ARTISTS SHOULD STICK TO ART-ISHLY Rachel Campell-Johnston, The Times. It’s all very worthy and often delightful… But do artists contribute anything practical?

THOUGHTFULLY Skye Sherwin in The Guardian: Francesco Manacorda, identifies… a dangerous dualism concerning how we think about nature and culture:.. but while many artists here lament the rift or attempt to close the gap, only a few explore its potential…

DEFEATEDLY Christopher Werth: Newsweek: That somewhat defeated tone pervades much of the newer work, which reveals little of the excitement[… ] found in the campaigns of Beuys and Ukeles. Perhaps that’s only natural after 40 years of environmental art, when for most of that time, so few have paid attention to the message.

ENTHUSIASTICALLY Throughstones blog: The Radical Nature project is an extremely important landmark exhibition, and groundbreaking in the degree to which it reaches out to the public and integrates with real life as it is lived. It will for sure have a far-reaching influence for many years to come.

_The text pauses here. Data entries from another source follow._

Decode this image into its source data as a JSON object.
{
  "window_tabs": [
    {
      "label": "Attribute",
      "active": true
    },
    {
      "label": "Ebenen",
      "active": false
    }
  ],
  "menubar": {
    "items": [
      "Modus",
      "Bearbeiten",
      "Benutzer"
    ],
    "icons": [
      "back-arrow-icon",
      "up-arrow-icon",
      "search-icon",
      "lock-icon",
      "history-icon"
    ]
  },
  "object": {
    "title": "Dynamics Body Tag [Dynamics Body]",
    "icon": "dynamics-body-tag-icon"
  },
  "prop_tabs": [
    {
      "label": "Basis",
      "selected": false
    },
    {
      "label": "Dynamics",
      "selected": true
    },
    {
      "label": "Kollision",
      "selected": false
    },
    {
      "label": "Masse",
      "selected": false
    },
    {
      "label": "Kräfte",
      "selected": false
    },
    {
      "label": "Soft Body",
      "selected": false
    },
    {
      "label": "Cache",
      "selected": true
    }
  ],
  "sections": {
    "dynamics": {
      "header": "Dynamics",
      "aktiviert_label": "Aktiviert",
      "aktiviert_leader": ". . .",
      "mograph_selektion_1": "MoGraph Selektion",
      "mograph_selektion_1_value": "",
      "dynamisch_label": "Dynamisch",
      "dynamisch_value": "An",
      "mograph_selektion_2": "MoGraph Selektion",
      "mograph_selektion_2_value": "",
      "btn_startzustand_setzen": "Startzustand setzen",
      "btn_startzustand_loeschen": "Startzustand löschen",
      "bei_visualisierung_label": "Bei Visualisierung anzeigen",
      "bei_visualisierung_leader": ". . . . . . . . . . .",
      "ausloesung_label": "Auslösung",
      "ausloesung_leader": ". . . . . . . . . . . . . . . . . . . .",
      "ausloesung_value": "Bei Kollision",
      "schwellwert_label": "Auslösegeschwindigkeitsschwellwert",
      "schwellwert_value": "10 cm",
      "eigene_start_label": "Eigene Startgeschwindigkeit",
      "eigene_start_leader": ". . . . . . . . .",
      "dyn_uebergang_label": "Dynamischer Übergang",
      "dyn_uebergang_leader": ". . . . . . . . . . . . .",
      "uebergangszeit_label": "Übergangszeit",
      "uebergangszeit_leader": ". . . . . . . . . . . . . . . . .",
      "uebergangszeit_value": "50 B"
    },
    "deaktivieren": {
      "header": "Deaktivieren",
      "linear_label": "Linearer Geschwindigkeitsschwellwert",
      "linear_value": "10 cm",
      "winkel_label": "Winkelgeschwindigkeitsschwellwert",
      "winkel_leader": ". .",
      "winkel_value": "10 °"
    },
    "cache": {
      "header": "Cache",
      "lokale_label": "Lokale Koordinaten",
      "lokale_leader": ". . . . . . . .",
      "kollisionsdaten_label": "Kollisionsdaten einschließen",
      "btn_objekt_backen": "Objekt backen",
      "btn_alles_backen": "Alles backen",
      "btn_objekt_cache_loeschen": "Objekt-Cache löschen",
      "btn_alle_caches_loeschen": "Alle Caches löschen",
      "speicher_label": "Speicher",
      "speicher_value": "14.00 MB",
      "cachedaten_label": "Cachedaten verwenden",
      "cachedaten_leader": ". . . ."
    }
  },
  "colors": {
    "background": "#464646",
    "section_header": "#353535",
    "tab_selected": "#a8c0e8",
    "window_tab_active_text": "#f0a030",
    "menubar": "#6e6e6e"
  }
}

OBTUSELY Rowan Moore The Evening Standard: Saving the planet is more to do with the Chinese changing the way they build power stations, or Americans changing the way they make cars, than anything an artist can do.

LOOK AT US, WE’RE CYNICAL AND ENVIRONMENTALISTS-ARE-ALL -FASCISTS ANYWAY-ISHLY Anorak.co.uk on the Tree Radical parade through central London: One man has painted his face and others are raising their arms in the air, in the manner of Moseley’s mob. The driver tells us that these are the Green Shirts not the fascist Black Shirts. Old Mr A says “same difference”.

Some are thoughtful, some are downright enthusiastic; some seem distinctly rattled, too.